News

29 January 2020

Court of Appeal considers the new criminal offence of Engaging in Controlling and Coercive Behaviour in R v Katira

Today (29 January 2020) judgment was handed down by the Court of Appeal in the case of R v Katira. Danielle Reece-Greenhalgh of Corker Binning has acted for Mr Tarang Katira throughout the criminal proceedings. This is the first time the Court of Appeal has considered the new criminal offence of Engaging in Controlling and Coercive Behaviour, which came into force in December 2015.

 

Following a guilty plea (on a restricted and agreed basis) in August 2019 to one count of Engaging in Controlling and Coercive Behaviour, Mr Katira was sentenced at Isleworth Crown Court to 22 months’ immediate custody.

 

This sentence was appealed on the basis that the judge had taken too high a starting point, had erred in finding that the complainant was “particularly vulnerable” and had failed to take adequate account of the substantial mitigation adduced on Mr Katira’s behalf. The Court of Appeal, whilst keen not to make allowances for any domestic abuse, agreed that the threshold for “particular vulnerability” was not passed in this case. The complainant was employed, financially independent and benefitted from good social and familial support, unlike many victims of controlling and coercive behaviour. It was held that there must be “something more” present in a victim’s personal circumstances in order for the offending behaviour to be placed in the most serious sentencing category. It was noted that the most serious cases of coercive control would include, for example, victims who were particularly young or old, pregnant, or from abroad with no support network.
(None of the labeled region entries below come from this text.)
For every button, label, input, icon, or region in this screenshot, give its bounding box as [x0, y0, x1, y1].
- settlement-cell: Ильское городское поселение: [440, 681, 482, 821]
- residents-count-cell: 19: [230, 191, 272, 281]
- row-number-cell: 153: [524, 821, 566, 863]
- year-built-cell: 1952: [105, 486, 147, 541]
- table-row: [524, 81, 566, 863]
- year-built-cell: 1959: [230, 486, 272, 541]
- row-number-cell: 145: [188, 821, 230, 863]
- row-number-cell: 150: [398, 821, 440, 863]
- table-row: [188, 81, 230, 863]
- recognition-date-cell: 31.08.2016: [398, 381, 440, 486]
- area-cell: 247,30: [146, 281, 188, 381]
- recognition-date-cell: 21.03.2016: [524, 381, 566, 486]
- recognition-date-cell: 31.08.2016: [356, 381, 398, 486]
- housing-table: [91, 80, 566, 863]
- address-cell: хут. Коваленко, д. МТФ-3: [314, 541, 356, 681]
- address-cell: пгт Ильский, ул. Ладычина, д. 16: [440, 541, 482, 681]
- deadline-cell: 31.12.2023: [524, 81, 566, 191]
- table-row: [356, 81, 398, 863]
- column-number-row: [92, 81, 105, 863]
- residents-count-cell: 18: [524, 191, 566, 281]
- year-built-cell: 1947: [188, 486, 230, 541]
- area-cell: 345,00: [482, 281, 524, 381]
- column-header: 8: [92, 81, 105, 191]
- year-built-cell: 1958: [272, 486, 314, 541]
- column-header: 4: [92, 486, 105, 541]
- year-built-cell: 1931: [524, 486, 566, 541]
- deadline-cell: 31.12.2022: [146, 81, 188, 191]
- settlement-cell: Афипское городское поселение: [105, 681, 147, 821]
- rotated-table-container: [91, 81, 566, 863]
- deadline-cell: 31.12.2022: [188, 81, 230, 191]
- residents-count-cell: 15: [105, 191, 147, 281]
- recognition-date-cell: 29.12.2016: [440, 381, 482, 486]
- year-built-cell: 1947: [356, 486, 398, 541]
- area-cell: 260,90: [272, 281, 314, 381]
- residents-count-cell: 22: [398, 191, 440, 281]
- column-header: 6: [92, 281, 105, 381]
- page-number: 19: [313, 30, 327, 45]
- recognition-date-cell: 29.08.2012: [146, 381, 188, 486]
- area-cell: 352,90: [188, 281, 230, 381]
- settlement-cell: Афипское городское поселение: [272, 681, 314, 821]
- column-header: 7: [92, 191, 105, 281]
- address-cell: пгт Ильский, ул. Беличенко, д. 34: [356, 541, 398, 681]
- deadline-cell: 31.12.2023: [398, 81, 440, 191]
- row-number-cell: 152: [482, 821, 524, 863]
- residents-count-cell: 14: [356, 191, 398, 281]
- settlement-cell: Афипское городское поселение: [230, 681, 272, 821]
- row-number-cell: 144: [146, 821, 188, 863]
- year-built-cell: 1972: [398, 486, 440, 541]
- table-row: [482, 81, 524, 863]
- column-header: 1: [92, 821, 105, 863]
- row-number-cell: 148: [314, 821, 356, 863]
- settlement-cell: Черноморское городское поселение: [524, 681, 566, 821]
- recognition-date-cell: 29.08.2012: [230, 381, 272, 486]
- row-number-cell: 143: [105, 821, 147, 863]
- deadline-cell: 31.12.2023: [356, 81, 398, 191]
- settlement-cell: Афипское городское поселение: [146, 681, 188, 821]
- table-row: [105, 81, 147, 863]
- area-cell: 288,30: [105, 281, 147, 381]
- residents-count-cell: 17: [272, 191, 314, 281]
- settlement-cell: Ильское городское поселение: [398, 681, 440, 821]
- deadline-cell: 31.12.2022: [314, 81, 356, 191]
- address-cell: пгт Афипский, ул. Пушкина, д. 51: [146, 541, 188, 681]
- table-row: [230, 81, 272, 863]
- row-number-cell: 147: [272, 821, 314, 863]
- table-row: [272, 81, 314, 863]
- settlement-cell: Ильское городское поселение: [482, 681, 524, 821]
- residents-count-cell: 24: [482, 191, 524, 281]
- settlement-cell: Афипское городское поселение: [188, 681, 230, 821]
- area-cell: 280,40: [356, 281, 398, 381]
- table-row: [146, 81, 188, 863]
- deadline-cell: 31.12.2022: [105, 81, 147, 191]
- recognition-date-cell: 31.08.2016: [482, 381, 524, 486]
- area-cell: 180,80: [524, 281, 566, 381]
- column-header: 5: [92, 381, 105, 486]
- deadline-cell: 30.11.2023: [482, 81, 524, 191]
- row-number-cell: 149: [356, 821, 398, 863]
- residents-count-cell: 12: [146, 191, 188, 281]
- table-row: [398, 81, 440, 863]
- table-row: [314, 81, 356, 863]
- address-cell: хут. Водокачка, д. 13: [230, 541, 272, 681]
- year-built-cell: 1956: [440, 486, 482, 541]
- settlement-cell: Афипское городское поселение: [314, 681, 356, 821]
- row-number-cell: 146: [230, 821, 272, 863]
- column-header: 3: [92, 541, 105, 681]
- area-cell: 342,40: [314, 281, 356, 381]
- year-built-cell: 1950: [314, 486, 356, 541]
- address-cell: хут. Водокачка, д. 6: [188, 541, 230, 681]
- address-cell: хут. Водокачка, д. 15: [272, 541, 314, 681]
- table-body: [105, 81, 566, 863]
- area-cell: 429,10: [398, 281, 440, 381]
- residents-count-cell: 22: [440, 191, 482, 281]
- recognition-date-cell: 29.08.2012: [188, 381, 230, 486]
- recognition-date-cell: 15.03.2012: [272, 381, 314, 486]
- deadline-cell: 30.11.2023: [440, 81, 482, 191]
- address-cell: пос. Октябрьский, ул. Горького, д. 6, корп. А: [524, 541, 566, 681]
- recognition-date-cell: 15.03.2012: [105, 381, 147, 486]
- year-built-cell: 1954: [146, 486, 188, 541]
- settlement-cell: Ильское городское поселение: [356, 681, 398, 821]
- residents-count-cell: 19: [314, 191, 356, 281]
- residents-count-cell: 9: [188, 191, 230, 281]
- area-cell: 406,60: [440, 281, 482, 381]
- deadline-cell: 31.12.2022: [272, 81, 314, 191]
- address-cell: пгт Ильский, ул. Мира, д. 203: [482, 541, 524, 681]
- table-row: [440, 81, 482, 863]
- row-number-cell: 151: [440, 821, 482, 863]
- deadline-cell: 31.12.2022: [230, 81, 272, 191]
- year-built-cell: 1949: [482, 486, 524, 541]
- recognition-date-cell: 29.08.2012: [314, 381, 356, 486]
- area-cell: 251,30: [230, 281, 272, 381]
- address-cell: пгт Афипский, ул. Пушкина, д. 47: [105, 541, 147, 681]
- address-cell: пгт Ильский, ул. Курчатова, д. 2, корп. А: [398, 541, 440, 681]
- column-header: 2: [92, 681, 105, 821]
It was for these cases that the most punitive sentences should be reserved.

 

Danielle Reece-Greenhalgh of Corker Binning commented that: “Mr Katira is pleased that the Court of Appeal has, after carefully examining the sentencing guidelines, amended the terms of his sentence, the result of which led to his immediate release from custody. The judgment also provides welcome guidance for lawyers, prosecutors and defendants grappling with this new and extraordinarily wide offence.”